Убегать не стоило. Я поднял ящик и понес по лесенке, стараясь двигаться так, чтобы куртка не распахивалась и скрывала замызганную футболку. Потом мы долго шли по узкому коридору. На спине у нее было вышито огромное павлинье перо, которое смотрело на меня как круглый глаз: недоуменно и недоверчиво, словно зная обо мне все. Но вот мы оказались в служебной проходной комнатке. В приоткрытую дверь виднелся банкетный зал, где, похоже, начинался праздник. За столиком, заваленным обрезками стеблей и целлофана и заставленным салатницами, сидела еще одна дама. У нее была такая же короткая стрижка, как и у первой, но похожая уже не на окрашенный, а на выжженный газон. Она плакала. Я поставил ящик и пошел было к двери, но Рыжий газон кивнула мне на пустой стул. Мне некуда было спешить, к тому же, в глубине души я считал, что человек, отделенный от всех, к кому он мог бы вернуться, заслуживает чудесного шанса, как минимум одного. Не стоит отбегать от двери, которая приоткрылась навстречу. Я сел. Рыжая тоже подсела к столику боком, вздохнув, пододвинула к себе большое керамическое блюдо с фруктовым салатом и принялась есть, рассеянно подцепляя кусочки вилкой и покачивая ногой в бархатной туфельке.

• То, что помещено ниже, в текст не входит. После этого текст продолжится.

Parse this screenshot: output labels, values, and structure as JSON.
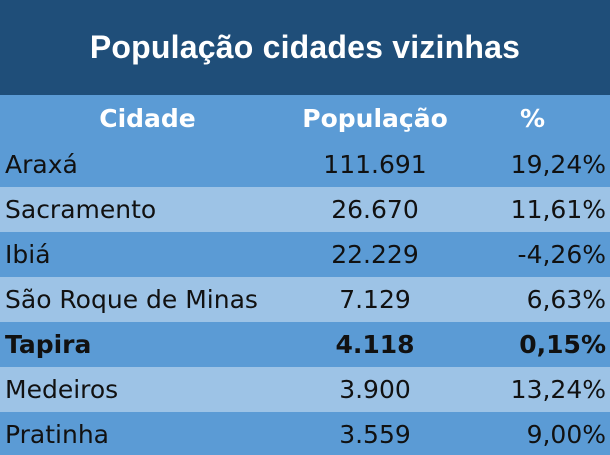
{
  "title": "População cidades vizinhas",
  "columns": {
    "city": "Cidade",
    "population": "População",
    "percent": "%"
  },
  "rows": [
    {
      "city": "Araxá",
      "population": "111.691",
      "percent": "19,24%",
      "bold": false
    },
    {
      "city": "Sacramento",
      "population": "26.670",
      "percent": "11,61%",
      "bold": false
    },
    {
      "city": "Ibiá",
      "population": "22.229",
      "percent": "-4,26%",
      "bold": false
    },
    {
      "city": "São Roque de Minas",
      "population": "7.129",
      "percent": "6,63%",
      "bold": false
    },
    {
      "city": "Tapira",
      "population": "4.118",
      "percent": "0,15%",
      "bold": true
    },
    {
      "city": "Medeiros",
      "population": "3.900",
      "percent": "13,24%",
      "bold": false
    },
    {
      "city": "Pratinha",
      "population": "3.559",
      "percent": "9,00%",
      "bold": false
    }
  ],
  "colors": {
    "title_bg": "#1f4e79",
    "header_bg": "#5b9bd5",
    "row_dark": "#5b9bd5",
    "row_light": "#9dc3e6"
  }
}
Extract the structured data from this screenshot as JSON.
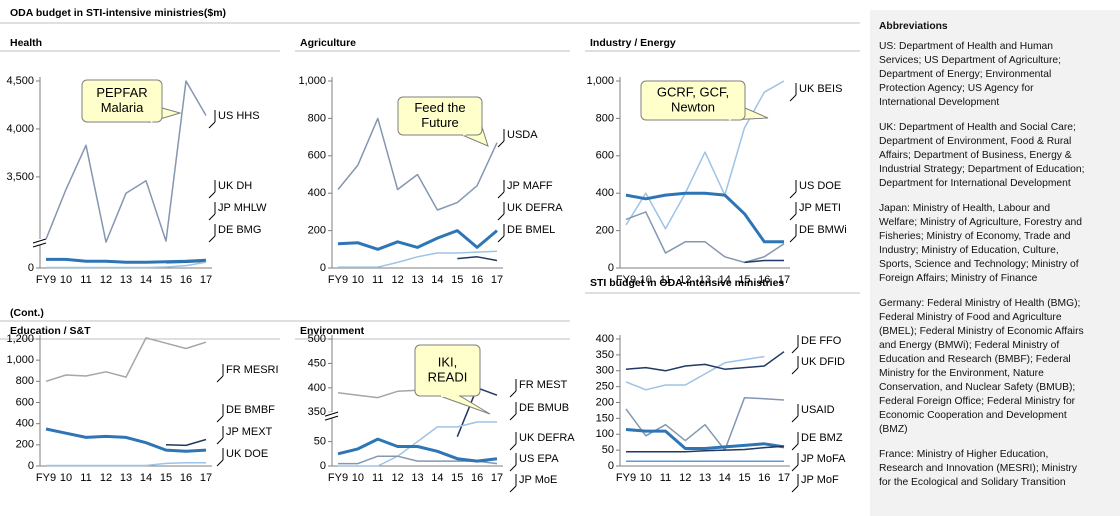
{
  "title": "ODA budget in STI-intensive ministries($m)",
  "cont": "(Cont.)",
  "chart_data": [
    {
      "type": "line",
      "title": "Health",
      "categories": [
        "FY9",
        "10",
        "11",
        "12",
        "13",
        "14",
        "15",
        "16",
        "17"
      ],
      "ylim": [
        0,
        4500
      ],
      "ybreak": [
        250,
        2800
      ],
      "yticks": [
        0,
        {
          "value": 3500,
          "label": "3,500"
        },
        {
          "value": 4000,
          "label": "4,000"
        },
        {
          "value": 4500,
          "label": "4,500"
        }
      ],
      "series": [
        {
          "name": "US HHS",
          "color": "#8497b0",
          "line_width": 1.5,
          "values": [
            2850,
            3370,
            3830,
            2820,
            3330,
            3460,
            2830,
            4500,
            4140
          ]
        },
        {
          "name": "UK DH",
          "color": "#1f3864",
          "line_width": 1.5,
          "values": [
            null,
            null,
            null,
            null,
            null,
            null,
            55,
            60,
            70
          ]
        },
        {
          "name": "JP MHLW",
          "color": "#2e75b6",
          "line_width": 3,
          "values": [
            90,
            90,
            70,
            70,
            60,
            60,
            65,
            70,
            80
          ]
        },
        {
          "name": "DE BMG",
          "color": "#9dc3e6",
          "line_width": 1.5,
          "values": [
            5,
            5,
            5,
            5,
            5,
            5,
            10,
            25,
            60
          ]
        }
      ],
      "annotation": [
        "PEPFAR",
        "Malaria"
      ]
    },
    {
      "type": "line",
      "title": "Agriculture",
      "categories": [
        "FY9",
        "10",
        "11",
        "12",
        "13",
        "14",
        "15",
        "16",
        "17"
      ],
      "ylim": [
        0,
        1000
      ],
      "yticks": [
        0,
        200,
        400,
        600,
        800,
        {
          "value": 1000,
          "label": "1,000"
        }
      ],
      "series": [
        {
          "name": "USDA",
          "color": "#8497b0",
          "line_width": 1.5,
          "values": [
            420,
            550,
            800,
            420,
            500,
            310,
            350,
            440,
            670
          ]
        },
        {
          "name": "JP MAFF",
          "color": "#2e75b6",
          "line_width": 3,
          "values": [
            130,
            135,
            100,
            140,
            110,
            160,
            200,
            110,
            200
          ]
        },
        {
          "name": "UK DEFRA",
          "color": "#1f3864",
          "line_width": 1.5,
          "values": [
            null,
            null,
            null,
            null,
            null,
            null,
            50,
            60,
            40
          ]
        },
        {
          "name": "DE BMEL",
          "color": "#9dc3e6",
          "line_width": 1.5,
          "values": [
            5,
            5,
            5,
            30,
            60,
            80,
            80,
            85,
            90
          ]
        }
      ],
      "annotation": [
        "Feed the",
        "Future"
      ]
    },
    {
      "type": "line",
      "title": "Industry / Energy",
      "categories": [
        "FY9",
        "10",
        "11",
        "12",
        "13",
        "14",
        "15",
        "16",
        "17"
      ],
      "ylim": [
        0,
        1000
      ],
      "yticks": [
        0,
        200,
        400,
        600,
        800,
        {
          "value": 1000,
          "label": "1,000"
        }
      ],
      "series": [
        {
          "name": "UK BEIS",
          "color": "#9dc3e6",
          "line_width": 1.5,
          "values": [
            230,
            400,
            210,
            400,
            620,
            390,
            750,
            940,
            1000
          ]
        },
        {
          "name": "US DOE",
          "color": "#8497b0",
          "line_width": 1.5,
          "values": [
            260,
            300,
            80,
            140,
            140,
            60,
            30,
            60,
            130
          ]
        },
        {
          "name": "JP METI",
          "color": "#2e75b6",
          "line_width": 3,
          "values": [
            390,
            370,
            390,
            400,
            400,
            390,
            290,
            140,
            140
          ]
        },
        {
          "name": "DE BMWi",
          "color": "#1f3864",
          "line_width": 1.5,
          "values": [
            null,
            null,
            null,
            null,
            null,
            null,
            30,
            40,
            40
          ]
        }
      ],
      "annotation": [
        "GCRF, GCF,",
        "Newton"
      ]
    },
    {
      "type": "line",
      "title": "Education / S&T",
      "categories": [
        "FY9",
        "10",
        "11",
        "12",
        "13",
        "14",
        "15",
        "16",
        "17"
      ],
      "ylim": [
        0,
        1200
      ],
      "yticks": [
        0,
        200,
        400,
        600,
        800,
        {
          "value": 1000,
          "label": "1,000"
        },
        {
          "value": 1200,
          "label": "1,200"
        }
      ],
      "series": [
        {
          "name": "FR MESRI",
          "color": "#a6a6a6",
          "line_width": 1.5,
          "values": [
            800,
            860,
            850,
            890,
            840,
            1210,
            1160,
            1110,
            1170
          ]
        },
        {
          "name": "DE BMBF",
          "color": "#1f3864",
          "line_width": 1.5,
          "values": [
            null,
            null,
            null,
            null,
            null,
            null,
            200,
            195,
            250
          ]
        },
        {
          "name": "JP MEXT",
          "color": "#2e75b6",
          "line_width": 3,
          "values": [
            350,
            310,
            270,
            280,
            270,
            220,
            150,
            140,
            150
          ]
        },
        {
          "name": "UK DOE",
          "color": "#9dc3e6",
          "line_width": 1.5,
          "values": [
            5,
            5,
            5,
            5,
            5,
            5,
            25,
            30,
            30
          ]
        }
      ]
    },
    {
      "type": "line",
      "title": "Environment",
      "categories": [
        "FY9",
        "10",
        "11",
        "12",
        "13",
        "14",
        "15",
        "16",
        "17"
      ],
      "ylim": [
        0,
        500
      ],
      "ybreak": [
        100,
        340
      ],
      "yticks": [
        0,
        50,
        350,
        400,
        450,
        500
      ],
      "series": [
        {
          "name": "FR MEST",
          "color": "#a6a6a6",
          "line_width": 1.5,
          "values": [
            390,
            385,
            380,
            393,
            395,
            null,
            null,
            null,
            null
          ]
        },
        {
          "name": "DE BMUB",
          "color": "#1f3864",
          "line_width": 1.5,
          "values": [
            null,
            null,
            null,
            null,
            null,
            null,
            60,
            400,
            385
          ]
        },
        {
          "name": "UK DEFRA",
          "color": "#9dc3e6",
          "line_width": 1.5,
          "values": [
            0,
            0,
            0,
            20,
            50,
            80,
            80,
            90,
            90
          ]
        },
        {
          "name": "US EPA",
          "color": "#8497b0",
          "line_width": 1.5,
          "values": [
            5,
            5,
            20,
            20,
            10,
            10,
            10,
            10,
            5
          ]
        },
        {
          "name": "JP MoE",
          "color": "#2e75b6",
          "line_width": 3,
          "values": [
            25,
            35,
            55,
            40,
            40,
            30,
            15,
            10,
            15
          ]
        }
      ],
      "annotation": [
        "IKI,",
        "READI"
      ]
    },
    {
      "type": "line",
      "title": "STI budget in ODA-intensive ministries",
      "categories": [
        "FY9",
        "10",
        "11",
        "12",
        "13",
        "14",
        "15",
        "16",
        "17"
      ],
      "ylim": [
        0,
        400
      ],
      "yticks": [
        0,
        50,
        100,
        150,
        200,
        250,
        300,
        350,
        400
      ],
      "series": [
        {
          "name": "DE FFO",
          "color": "#9dc3e6",
          "line_width": 1.5,
          "values": [
            265,
            240,
            255,
            255,
            290,
            325,
            335,
            345,
            null
          ]
        },
        {
          "name": "UK DFID",
          "color": "#1f3864",
          "line_width": 1.5,
          "values": [
            305,
            310,
            300,
            315,
            320,
            305,
            310,
            315,
            360
          ]
        },
        {
          "name": "USAID",
          "color": "#8497b0",
          "line_width": 1.5,
          "values": [
            180,
            95,
            130,
            80,
            130,
            50,
            215,
            212,
            208
          ]
        },
        {
          "name": "DE BMZ",
          "color": "#5b9bd5",
          "line_width": 1.5,
          "values": [
            15,
            15,
            15,
            15,
            15,
            15,
            15,
            15,
            15
          ]
        },
        {
          "name": "JP MoFA",
          "color": "#2e75b6",
          "line_width": 3,
          "values": [
            115,
            110,
            110,
            55,
            55,
            60,
            65,
            70,
            60
          ]
        },
        {
          "name": "JP MoF",
          "color": "#1f3864",
          "line_width": 1.5,
          "values": [
            45,
            45,
            45,
            45,
            48,
            50,
            52,
            58,
            62
          ]
        }
      ]
    }
  ],
  "abbreviations": {
    "title": "Abbreviations",
    "paragraphs": [
      [
        "US: Department of Health and Human",
        "Services; US Department of Agriculture;",
        "Department of Energy; Environmental",
        "Protection Agency; US Agency for",
        "International Development"
      ],
      [
        "UK: Department of Health and Social Care;",
        "Department of Environment, Food & Rural",
        "Affairs; Department of Business, Energy &",
        "Industrial Strategy; Department of Education;",
        "Department for International Development"
      ],
      [
        "Japan: Ministry of Health, Labour and",
        "Welfare; Ministry of Agriculture, Forestry and",
        "Fisheries; Ministry of Economy, Trade and",
        "Industry; Ministry of Education, Culture,",
        "Sports, Science and Technology; Ministry of",
        "Foreign Affairs; Ministry of Finance"
      ],
      [
        "Germany: Federal Ministry of Health (BMG);",
        "Federal Ministry of Food and Agriculture",
        "(BMEL); Federal Ministry of Economic Affairs",
        "and Energy (BMWi); Federal Ministry of",
        "Education and Research (BMBF); Federal",
        "Ministry for the Environment, Nature",
        "Conservation, and Nuclear Safety (BMUB);",
        "Federal Foreign Office; Federal Ministry for",
        "Economic Cooperation and Development",
        "(BMZ)"
      ],
      [
        "France: Ministry of Higher Education,",
        "Research and Innovation (MESRI); Ministry",
        "for the Ecological and Solidary Transition"
      ]
    ]
  }
}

— Я выкладываюсь! — вдруг произнесла Выжженный Газон голосом, гундосым от слез. — Я выкладываюсь, а они говорят, что я выделываюсь!
— Ну что вы, Миррочка! Кто же мог такое сказать! Мы же все видим, как вы жертвуете, и очень ценим, — сказала рыжая, печально разглядывая кусочек яблока на кончике вилки.
— Леночка, разве мне это надо? Только мне? Вот скажите, разве никто не знал, что реплики не написаны? Я ведь не напрашивалась, они сами просили. Почему я должна за всеми бегать? А шторы? А эти ящики? Почему я должна обо всем сама?
— Вы совершенно правы, Миррочка, — утешала Рыжий Газон. — В следующий раз не будем собирать деньги и заказывать. Сами все сделаем. Вы ведь такой хороший человек, все мы с удовольствием. Хотите… — Она отодвинула салат и вдруг просияла: — Хотите, я для вас селедку приготовлю?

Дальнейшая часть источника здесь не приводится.